NEW DELHI: Up to five trillion grocery bags are used each year and like most plastic garbage barely any is recycled, the UN said Tuesday as it warned the world was choking on trash.
In a report for International Environment Day, the UN warned at current levels the earth could be awash with 12 billion tonnes of plastic trash by the middle of the century.
"Our oceans have been used as a dumping ground, choking marine life and transforming some marine areas into a plastic soup," said Erik Solheim, head of UN Environment, in the report released in New Delhi.
"In cities around the world, plastic waste clogs drains, causing foods and breeding disease. Consumed by livestock, it also finds its way into the food chain."
Most of this plastic garbage clogging waterways and landfill is single-use items like straws, bags and cutlery.
The report said the five trillion plastic bags consumed each year equaled nearly 10 million plastic bags per minute.
"If tied together, all these plastic bags could be wrapped around the world seven times every hour."

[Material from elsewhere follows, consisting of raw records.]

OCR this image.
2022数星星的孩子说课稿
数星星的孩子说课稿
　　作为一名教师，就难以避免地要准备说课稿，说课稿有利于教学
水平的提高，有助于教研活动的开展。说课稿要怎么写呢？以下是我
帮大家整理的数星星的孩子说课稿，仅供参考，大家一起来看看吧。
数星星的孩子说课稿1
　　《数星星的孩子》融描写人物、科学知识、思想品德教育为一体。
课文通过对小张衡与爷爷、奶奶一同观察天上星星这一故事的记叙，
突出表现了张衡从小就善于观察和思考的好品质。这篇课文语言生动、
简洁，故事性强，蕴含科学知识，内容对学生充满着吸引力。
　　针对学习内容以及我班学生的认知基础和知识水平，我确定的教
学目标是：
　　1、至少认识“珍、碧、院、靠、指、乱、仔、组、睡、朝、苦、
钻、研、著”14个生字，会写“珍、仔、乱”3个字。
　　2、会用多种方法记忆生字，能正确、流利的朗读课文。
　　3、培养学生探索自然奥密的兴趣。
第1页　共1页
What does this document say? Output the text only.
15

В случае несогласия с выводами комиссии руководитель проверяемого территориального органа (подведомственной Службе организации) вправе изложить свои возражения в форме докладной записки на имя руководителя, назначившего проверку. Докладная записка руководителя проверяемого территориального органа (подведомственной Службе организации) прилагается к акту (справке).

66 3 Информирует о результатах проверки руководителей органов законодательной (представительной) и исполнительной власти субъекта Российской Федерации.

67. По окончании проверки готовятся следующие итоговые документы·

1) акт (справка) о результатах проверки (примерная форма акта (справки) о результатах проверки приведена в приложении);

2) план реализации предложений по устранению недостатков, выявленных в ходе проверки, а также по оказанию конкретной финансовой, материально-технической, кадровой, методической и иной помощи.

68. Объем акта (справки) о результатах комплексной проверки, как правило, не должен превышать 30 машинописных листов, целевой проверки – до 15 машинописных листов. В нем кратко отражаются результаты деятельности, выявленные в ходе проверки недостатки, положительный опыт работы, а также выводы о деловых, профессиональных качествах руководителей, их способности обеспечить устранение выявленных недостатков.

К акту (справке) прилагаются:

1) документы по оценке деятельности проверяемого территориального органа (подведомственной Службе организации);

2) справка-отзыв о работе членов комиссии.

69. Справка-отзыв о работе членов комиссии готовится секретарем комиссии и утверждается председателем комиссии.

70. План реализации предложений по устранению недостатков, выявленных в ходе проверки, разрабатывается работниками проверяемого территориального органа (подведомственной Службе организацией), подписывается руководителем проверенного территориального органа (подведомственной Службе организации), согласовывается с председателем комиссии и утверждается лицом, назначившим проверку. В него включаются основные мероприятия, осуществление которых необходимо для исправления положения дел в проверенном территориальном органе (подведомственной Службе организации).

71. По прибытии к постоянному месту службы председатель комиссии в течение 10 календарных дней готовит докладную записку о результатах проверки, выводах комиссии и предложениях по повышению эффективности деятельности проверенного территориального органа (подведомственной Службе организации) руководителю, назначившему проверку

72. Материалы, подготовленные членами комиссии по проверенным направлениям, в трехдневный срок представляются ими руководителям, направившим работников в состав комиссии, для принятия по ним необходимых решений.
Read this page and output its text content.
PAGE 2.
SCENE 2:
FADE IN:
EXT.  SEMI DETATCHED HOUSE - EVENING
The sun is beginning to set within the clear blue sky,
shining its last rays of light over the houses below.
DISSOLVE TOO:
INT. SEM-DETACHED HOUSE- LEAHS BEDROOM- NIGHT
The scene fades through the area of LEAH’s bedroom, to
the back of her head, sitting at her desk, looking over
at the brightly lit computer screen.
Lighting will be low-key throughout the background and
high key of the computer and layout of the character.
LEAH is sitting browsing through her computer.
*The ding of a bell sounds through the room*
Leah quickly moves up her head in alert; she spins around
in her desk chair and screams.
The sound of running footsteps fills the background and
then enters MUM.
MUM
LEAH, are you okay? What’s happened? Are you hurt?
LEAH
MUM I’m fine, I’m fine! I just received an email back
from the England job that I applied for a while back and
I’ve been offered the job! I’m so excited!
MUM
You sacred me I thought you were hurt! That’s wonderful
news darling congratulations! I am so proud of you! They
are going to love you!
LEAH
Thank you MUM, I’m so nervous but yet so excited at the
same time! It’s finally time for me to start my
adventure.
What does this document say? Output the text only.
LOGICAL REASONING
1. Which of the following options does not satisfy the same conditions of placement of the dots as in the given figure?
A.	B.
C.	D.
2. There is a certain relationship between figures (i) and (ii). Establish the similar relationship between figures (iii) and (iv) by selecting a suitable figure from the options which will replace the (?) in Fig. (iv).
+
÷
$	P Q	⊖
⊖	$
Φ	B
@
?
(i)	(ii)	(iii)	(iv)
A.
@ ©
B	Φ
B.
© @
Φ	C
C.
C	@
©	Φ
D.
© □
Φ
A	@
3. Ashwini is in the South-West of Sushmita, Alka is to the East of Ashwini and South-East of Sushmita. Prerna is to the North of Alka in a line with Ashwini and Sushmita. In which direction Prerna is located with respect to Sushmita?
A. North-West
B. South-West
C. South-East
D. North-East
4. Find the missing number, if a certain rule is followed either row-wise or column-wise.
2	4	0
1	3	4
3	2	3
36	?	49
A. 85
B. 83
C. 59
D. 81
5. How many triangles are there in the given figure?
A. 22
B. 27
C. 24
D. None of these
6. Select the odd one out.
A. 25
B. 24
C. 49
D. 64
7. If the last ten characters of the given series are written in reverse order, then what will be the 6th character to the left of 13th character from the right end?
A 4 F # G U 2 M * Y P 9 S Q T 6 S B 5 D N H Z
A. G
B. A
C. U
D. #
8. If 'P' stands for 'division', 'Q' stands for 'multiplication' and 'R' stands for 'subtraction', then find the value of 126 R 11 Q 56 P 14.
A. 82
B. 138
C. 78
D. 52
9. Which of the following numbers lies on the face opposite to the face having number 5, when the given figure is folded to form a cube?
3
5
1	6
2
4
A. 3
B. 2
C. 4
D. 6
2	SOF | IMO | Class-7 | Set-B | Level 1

Some 79 per cent of the plastic ever made has ended up dumped, with hardly any reused or destroyed despite recycling and other initiatives to curb use, the report said.
Just nine per cent of the nine billion tonnes of plastic the world has ever produced has been recycled. Only a little more - 12 per cent - has been incinerated.
This leaves only landfill, oceans and waterways as the resting place for the world's plastic trash, where it takes thousands of years to decompose.
Plastic clogging sewers - a major problem in Delhi and slums across the developing world - can spread disease or wind up in the stomachs of animals, the UN said.
In India, plastic has been found inside dead cows while a whale in Thailand died after consuming waste bags.
Garbage floating at sea costs fishing, shipping and tourism industries in Asia-Pacific $1.3 billion a year, the report says.
The UN said more than 60 countries had introduced bans and levies on single-use plastic items like bags.
But better waste management, financial incentives to change consumers' buying habits and research into alternative materials were needed to make any real change, it added.
"To meet the rising tide of plastics, we urgently need strong government leadership and intervention," the report said.